We've all had those times where we've been sucked in by a guilty pleasure television show whether it is American Idol, MXC, Project Runway, or The News Hour with Jim Lehrer. Okay, maybe that last one is just for the geriatric readers of Running Down a Dream, but you get the idea.
I'm sure this will all be dredged at some point in the distant future when I'm up for a job promotion/election/audition for world dictator for life, but I have to come clean. During my sophomore and junior years at ACU, I was a diehard, I mean diehard, fan of The O.C.
No.
Honestly, I have no idea how the series ended, but I can assure you of this: those first two seasons (particularly the first) were riveting television. I'm sure that part of the appeal is the legend that I have constructed in my mind, which may or may not bear an accurate resemblance with reality, but I've almost consciously avoided re-watching the show simply so I can remember it the way it was and not necessarily the way it is.
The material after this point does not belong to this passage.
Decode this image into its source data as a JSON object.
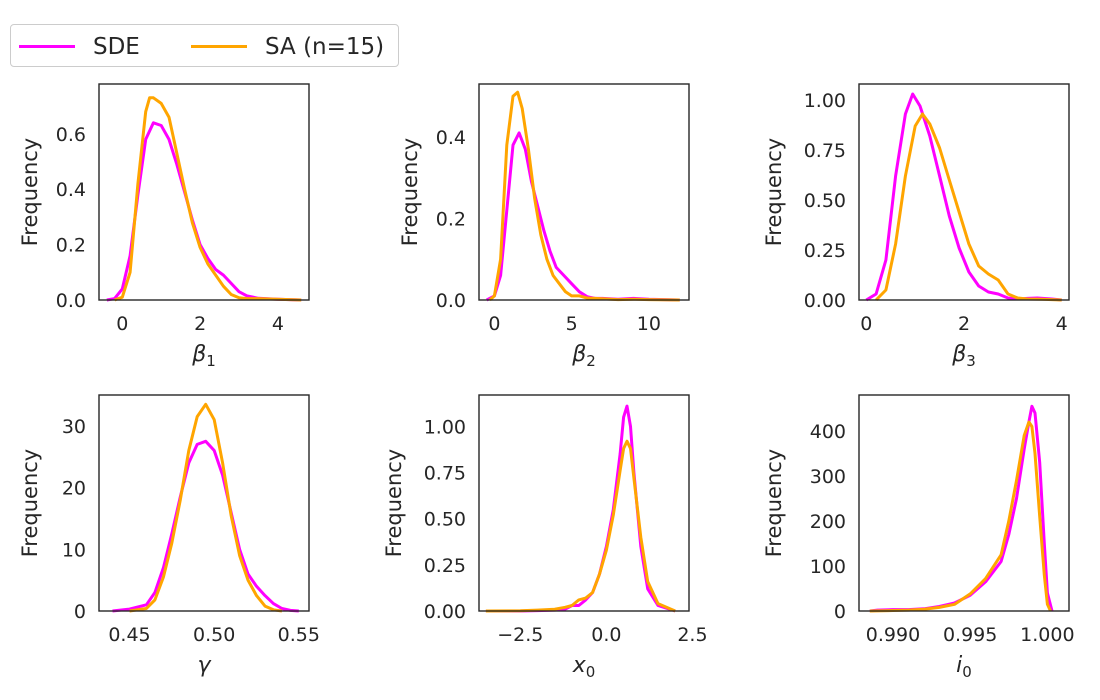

Perhaps it was the fact that we treated the weekly airings of the show as events where we would go to someone's house off-campus (obviously a big deal if you've lived in the life of an ACU underclassman) to watch the show. I can still remember the echoes of Jeff Buckley's cover of "Hallelujah" drifting away as the image of Seth Cohen's sailing voyage to Tahiti flickered across the screen at the end of Season 1. No one moved for about a minute as we all wished Seth well, and then shamefully remembered that he was no more real than the Texas Rangers' World Series hopes.
You can laugh at all of this and dismiss it as the quasi-sappy ramblings of someone who enjoyed a ridiculous primetime soap opera about the life of the beautiful people in Southern California, but I bet if you took some time, you could remember a television show, or season, that meant something special to you, even if you cannot place your finger on the exact reason why.
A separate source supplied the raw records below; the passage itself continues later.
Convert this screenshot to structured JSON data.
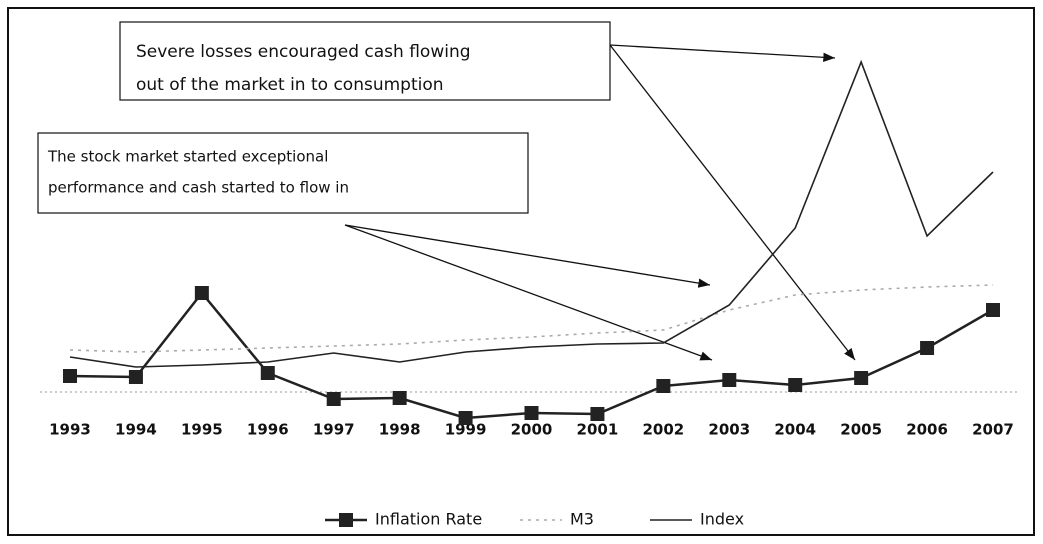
{
  "chart_data": {
    "type": "line",
    "categories": [
      "1993",
      "1994",
      "1995",
      "1996",
      "1997",
      "1998",
      "1999",
      "2000",
      "2001",
      "2002",
      "2003",
      "2004",
      "2005",
      "2006",
      "2007"
    ],
    "series": [
      {
        "name": "Inflation Rate",
        "color": "#222222",
        "marker": "square",
        "values": [
          1.6,
          1.5,
          9.9,
          1.9,
          -0.7,
          -0.6,
          -2.6,
          -2.1,
          -2.2,
          0.6,
          1.2,
          0.7,
          1.4,
          4.4,
          8.2
        ]
      },
      {
        "name": "M3",
        "color": "#aaaaaa",
        "dash": "dotted",
        "values": [
          4.2,
          4.0,
          4.2,
          4.4,
          4.6,
          4.8,
          5.2,
          5.5,
          5.9,
          6.2,
          8.2,
          9.7,
          10.2,
          10.5,
          10.7
        ]
      },
      {
        "name": "Index",
        "color": "#222222",
        "values": [
          3.5,
          2.5,
          2.7,
          3.0,
          3.9,
          3.0,
          4.0,
          4.5,
          4.8,
          4.9,
          8.7,
          16.4,
          33.0,
          15.6,
          22.0
        ]
      }
    ],
    "ylim": [
      -3.8,
      36.2
    ],
    "annotations": [
      {
        "lines": [
          "Severe losses encouraged cash flowing",
          "out of the market in to consumption"
        ]
      },
      {
        "lines": [
          "The stock market started exceptional",
          "performance and cash started to flow in"
        ]
      }
    ],
    "legend": "bottom"
  }
}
Plus, it allowed Alan Dale to continue honing his chops as the "evil father figure" Caleb Nichol, which he has now reprised as Charles Widmore on Lost.
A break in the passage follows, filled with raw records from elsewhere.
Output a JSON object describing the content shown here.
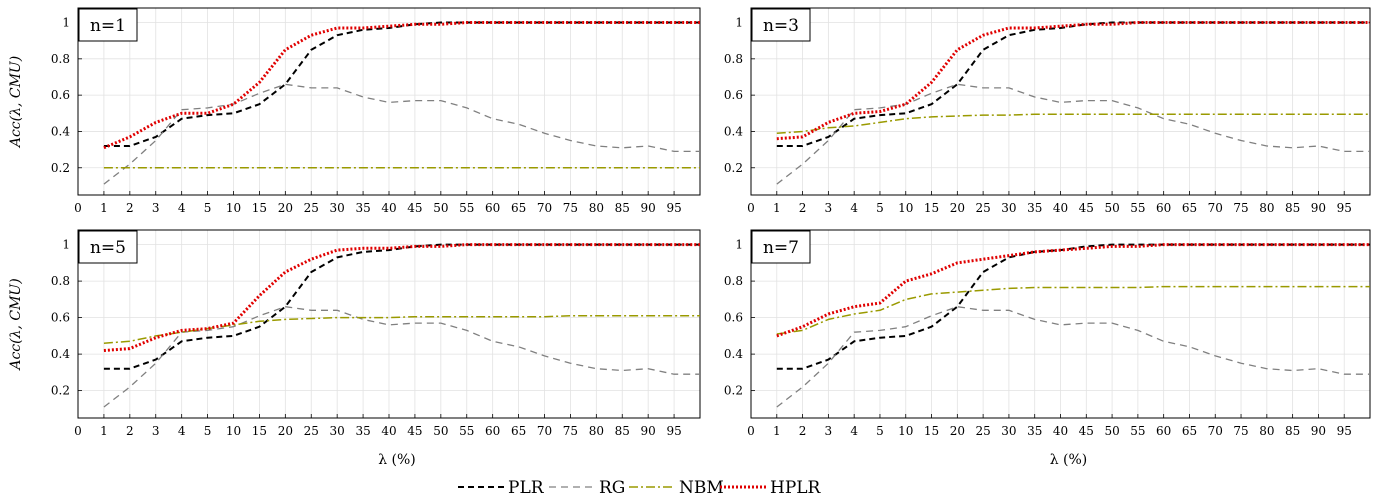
{
  "legend": [
    {
      "key": "PLR",
      "label": "PLR",
      "color": "#000000",
      "dash": "6,4",
      "width": 2
    },
    {
      "key": "RG",
      "label": "RG",
      "color": "#808080",
      "dash": "7,5",
      "width": 1.3
    },
    {
      "key": "NBM",
      "label": "NBM",
      "color": "#9a9a00",
      "dash": "9,3,2,3",
      "width": 1.5
    },
    {
      "key": "HPLR",
      "label": "HPLR",
      "color": "#e00000",
      "dash": "2,2",
      "width": 3
    }
  ],
  "chart_data": [
    {
      "type": "line",
      "title": "n=1",
      "ylabel": "Acc(λ, CMU)",
      "xlabel": "",
      "x_ticks": [
        "0",
        "1",
        "2",
        "3",
        "4",
        "5",
        "10",
        "15",
        "20",
        "25",
        "30",
        "35",
        "40",
        "45",
        "50",
        "55",
        "60",
        "65",
        "70",
        "75",
        "80",
        "85",
        "90",
        "95"
      ],
      "y_ticks": [
        "0.2",
        "0.4",
        "0.6",
        "0.8",
        "1"
      ],
      "ylim": [
        0.05,
        1.08
      ],
      "grid": true,
      "categories": [
        "1",
        "2",
        "3",
        "4",
        "5",
        "10",
        "15",
        "20",
        "25",
        "30",
        "35",
        "40",
        "45",
        "50",
        "55",
        "60",
        "65",
        "70",
        "75",
        "80",
        "85",
        "90",
        "95",
        "100"
      ],
      "series": [
        {
          "name": "PLR",
          "values": [
            0.32,
            0.32,
            0.37,
            0.47,
            0.49,
            0.5,
            0.55,
            0.66,
            0.85,
            0.93,
            0.96,
            0.97,
            0.99,
            1.0,
            1.0,
            1.0,
            1.0,
            1.0,
            1.0,
            1.0,
            1.0,
            1.0,
            1.0,
            1.0
          ]
        },
        {
          "name": "RG",
          "values": [
            0.11,
            0.22,
            0.35,
            0.52,
            0.53,
            0.55,
            0.61,
            0.66,
            0.64,
            0.64,
            0.59,
            0.56,
            0.57,
            0.57,
            0.53,
            0.47,
            0.44,
            0.39,
            0.35,
            0.32,
            0.31,
            0.32,
            0.29,
            0.29
          ]
        },
        {
          "name": "NBM",
          "values": [
            0.2,
            0.2,
            0.2,
            0.2,
            0.2,
            0.2,
            0.2,
            0.2,
            0.2,
            0.2,
            0.2,
            0.2,
            0.2,
            0.2,
            0.2,
            0.2,
            0.2,
            0.2,
            0.2,
            0.2,
            0.2,
            0.2,
            0.2,
            0.2
          ]
        },
        {
          "name": "HPLR",
          "values": [
            0.31,
            0.37,
            0.45,
            0.5,
            0.5,
            0.55,
            0.67,
            0.85,
            0.93,
            0.97,
            0.97,
            0.98,
            0.99,
            0.99,
            1.0,
            1.0,
            1.0,
            1.0,
            1.0,
            1.0,
            1.0,
            1.0,
            1.0,
            1.0
          ]
        }
      ]
    },
    {
      "type": "line",
      "title": "n=3",
      "ylabel": "",
      "xlabel": "",
      "x_ticks": [
        "0",
        "1",
        "2",
        "3",
        "4",
        "5",
        "10",
        "15",
        "20",
        "25",
        "30",
        "35",
        "40",
        "45",
        "50",
        "55",
        "60",
        "65",
        "70",
        "75",
        "80",
        "85",
        "90",
        "95"
      ],
      "y_ticks": [
        "0.2",
        "0.4",
        "0.6",
        "0.8",
        "1"
      ],
      "ylim": [
        0.05,
        1.08
      ],
      "grid": true,
      "categories": [
        "1",
        "2",
        "3",
        "4",
        "5",
        "10",
        "15",
        "20",
        "25",
        "30",
        "35",
        "40",
        "45",
        "50",
        "55",
        "60",
        "65",
        "70",
        "75",
        "80",
        "85",
        "90",
        "95",
        "100"
      ],
      "series": [
        {
          "name": "PLR",
          "values": [
            0.32,
            0.32,
            0.37,
            0.47,
            0.49,
            0.5,
            0.55,
            0.66,
            0.85,
            0.93,
            0.96,
            0.97,
            0.99,
            1.0,
            1.0,
            1.0,
            1.0,
            1.0,
            1.0,
            1.0,
            1.0,
            1.0,
            1.0,
            1.0
          ]
        },
        {
          "name": "RG",
          "values": [
            0.11,
            0.22,
            0.35,
            0.52,
            0.53,
            0.55,
            0.61,
            0.66,
            0.64,
            0.64,
            0.59,
            0.56,
            0.57,
            0.57,
            0.53,
            0.47,
            0.44,
            0.39,
            0.35,
            0.32,
            0.31,
            0.32,
            0.29,
            0.29
          ]
        },
        {
          "name": "NBM",
          "values": [
            0.39,
            0.4,
            0.42,
            0.43,
            0.45,
            0.47,
            0.48,
            0.485,
            0.49,
            0.49,
            0.495,
            0.495,
            0.495,
            0.495,
            0.495,
            0.495,
            0.495,
            0.495,
            0.495,
            0.495,
            0.495,
            0.495,
            0.495,
            0.495
          ]
        },
        {
          "name": "HPLR",
          "values": [
            0.36,
            0.37,
            0.45,
            0.5,
            0.51,
            0.55,
            0.67,
            0.85,
            0.93,
            0.97,
            0.97,
            0.98,
            0.99,
            0.99,
            1.0,
            1.0,
            1.0,
            1.0,
            1.0,
            1.0,
            1.0,
            1.0,
            1.0,
            1.0
          ]
        }
      ]
    },
    {
      "type": "line",
      "title": "n=5",
      "ylabel": "Acc(λ, CMU)",
      "xlabel": "λ (%)",
      "x_ticks": [
        "0",
        "1",
        "2",
        "3",
        "4",
        "5",
        "10",
        "15",
        "20",
        "25",
        "30",
        "35",
        "40",
        "45",
        "50",
        "55",
        "60",
        "65",
        "70",
        "75",
        "80",
        "85",
        "90",
        "95"
      ],
      "y_ticks": [
        "0.2",
        "0.4",
        "0.6",
        "0.8",
        "1"
      ],
      "ylim": [
        0.05,
        1.08
      ],
      "grid": true,
      "categories": [
        "1",
        "2",
        "3",
        "4",
        "5",
        "10",
        "15",
        "20",
        "25",
        "30",
        "35",
        "40",
        "45",
        "50",
        "55",
        "60",
        "65",
        "70",
        "75",
        "80",
        "85",
        "90",
        "95",
        "100"
      ],
      "series": [
        {
          "name": "PLR",
          "values": [
            0.32,
            0.32,
            0.37,
            0.47,
            0.49,
            0.5,
            0.55,
            0.66,
            0.85,
            0.93,
            0.96,
            0.97,
            0.99,
            1.0,
            1.0,
            1.0,
            1.0,
            1.0,
            1.0,
            1.0,
            1.0,
            1.0,
            1.0,
            1.0
          ]
        },
        {
          "name": "RG",
          "values": [
            0.11,
            0.22,
            0.35,
            0.52,
            0.53,
            0.55,
            0.61,
            0.66,
            0.64,
            0.64,
            0.59,
            0.56,
            0.57,
            0.57,
            0.53,
            0.47,
            0.44,
            0.39,
            0.35,
            0.32,
            0.31,
            0.32,
            0.29,
            0.29
          ]
        },
        {
          "name": "NBM",
          "values": [
            0.46,
            0.47,
            0.5,
            0.52,
            0.54,
            0.56,
            0.58,
            0.59,
            0.595,
            0.6,
            0.6,
            0.6,
            0.605,
            0.605,
            0.605,
            0.605,
            0.605,
            0.605,
            0.61,
            0.61,
            0.61,
            0.61,
            0.61,
            0.61
          ]
        },
        {
          "name": "HPLR",
          "values": [
            0.42,
            0.43,
            0.49,
            0.53,
            0.54,
            0.57,
            0.72,
            0.85,
            0.92,
            0.97,
            0.98,
            0.98,
            0.99,
            0.99,
            1.0,
            1.0,
            1.0,
            1.0,
            1.0,
            1.0,
            1.0,
            1.0,
            1.0,
            1.0
          ]
        }
      ]
    },
    {
      "type": "line",
      "title": "n=7",
      "ylabel": "",
      "xlabel": "λ (%)",
      "x_ticks": [
        "0",
        "1",
        "2",
        "3",
        "4",
        "5",
        "10",
        "15",
        "20",
        "25",
        "30",
        "35",
        "40",
        "45",
        "50",
        "55",
        "60",
        "65",
        "70",
        "75",
        "80",
        "85",
        "90",
        "95"
      ],
      "y_ticks": [
        "0.2",
        "0.4",
        "0.6",
        "0.8",
        "1"
      ],
      "ylim": [
        0.05,
        1.08
      ],
      "grid": true,
      "categories": [
        "1",
        "2",
        "3",
        "4",
        "5",
        "10",
        "15",
        "20",
        "25",
        "30",
        "35",
        "40",
        "45",
        "50",
        "55",
        "60",
        "65",
        "70",
        "75",
        "80",
        "85",
        "90",
        "95",
        "100"
      ],
      "series": [
        {
          "name": "PLR",
          "values": [
            0.32,
            0.32,
            0.37,
            0.47,
            0.49,
            0.5,
            0.55,
            0.66,
            0.85,
            0.93,
            0.96,
            0.97,
            0.99,
            1.0,
            1.0,
            1.0,
            1.0,
            1.0,
            1.0,
            1.0,
            1.0,
            1.0,
            1.0,
            1.0
          ]
        },
        {
          "name": "RG",
          "values": [
            0.11,
            0.22,
            0.35,
            0.52,
            0.53,
            0.55,
            0.61,
            0.66,
            0.64,
            0.64,
            0.59,
            0.56,
            0.57,
            0.57,
            0.53,
            0.47,
            0.44,
            0.39,
            0.35,
            0.32,
            0.31,
            0.32,
            0.29,
            0.29
          ]
        },
        {
          "name": "NBM",
          "values": [
            0.51,
            0.53,
            0.59,
            0.62,
            0.64,
            0.7,
            0.73,
            0.74,
            0.75,
            0.76,
            0.765,
            0.765,
            0.765,
            0.765,
            0.765,
            0.77,
            0.77,
            0.77,
            0.77,
            0.77,
            0.77,
            0.77,
            0.77,
            0.77
          ]
        },
        {
          "name": "HPLR",
          "values": [
            0.5,
            0.55,
            0.62,
            0.66,
            0.68,
            0.8,
            0.84,
            0.9,
            0.92,
            0.94,
            0.96,
            0.97,
            0.98,
            0.99,
            0.99,
            1.0,
            1.0,
            1.0,
            1.0,
            1.0,
            1.0,
            1.0,
            1.0,
            1.0
          ]
        }
      ]
    }
  ]
}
That's almost worth the price of admission itself.
Labels: 24, Lost, Television, The O.C.
6 Comments:
Blues Traveler - Hook
Another excellent choice. A related, funny video: http://www.youtube.com/watch?v=OGnZNRlQn5k
Lost > 24. And I have to say that my lineup is one that is chock-full of “guilty pleasures“ TV. My latest: So You Think You Can Dance. This show is totally compelling. Take the format of American Idol and make it interesting - the variety of dance styles make it very interesting.
Commence the flogging.
The first season of the OC was excellent. I still remember the way the whole room would gasp when something shocking happened. Season 2 kind of dropped off for me, probably because I left ACU, and by the end I had quit watching it completely.
Also, "So You Think You Can Dance" is an excellent guilty pleasure. The dancing really is amazing, and the winner is always talented.
I hate to disagree with His Holiness, but Lost >>> 24.
Alan Dale also played the evil father figure in ABC's great-for-the-first-7/8-of-the-first-season Ugly Betty. Typecast? Or just acting naturally?
Correction--I only thought I disagreed with His Holiness. I see now that we agree. Please forget the first paragraph.
The main thing I remember about "The OC" is that it aired during'co-ed visitation hours' at ACU, which I believe were Thursday evenings.
Anyway, Micha Barton+Rachel Bilson*Garner (or is it Gardner?) Hall=Good Times.
Long Live the OC and 2004.
Ah, I miss our viewing nights at The Palace. And I stuck with "The O.C." until the bitter end (well, I missed a bit of season three). It got better in season four, I swear.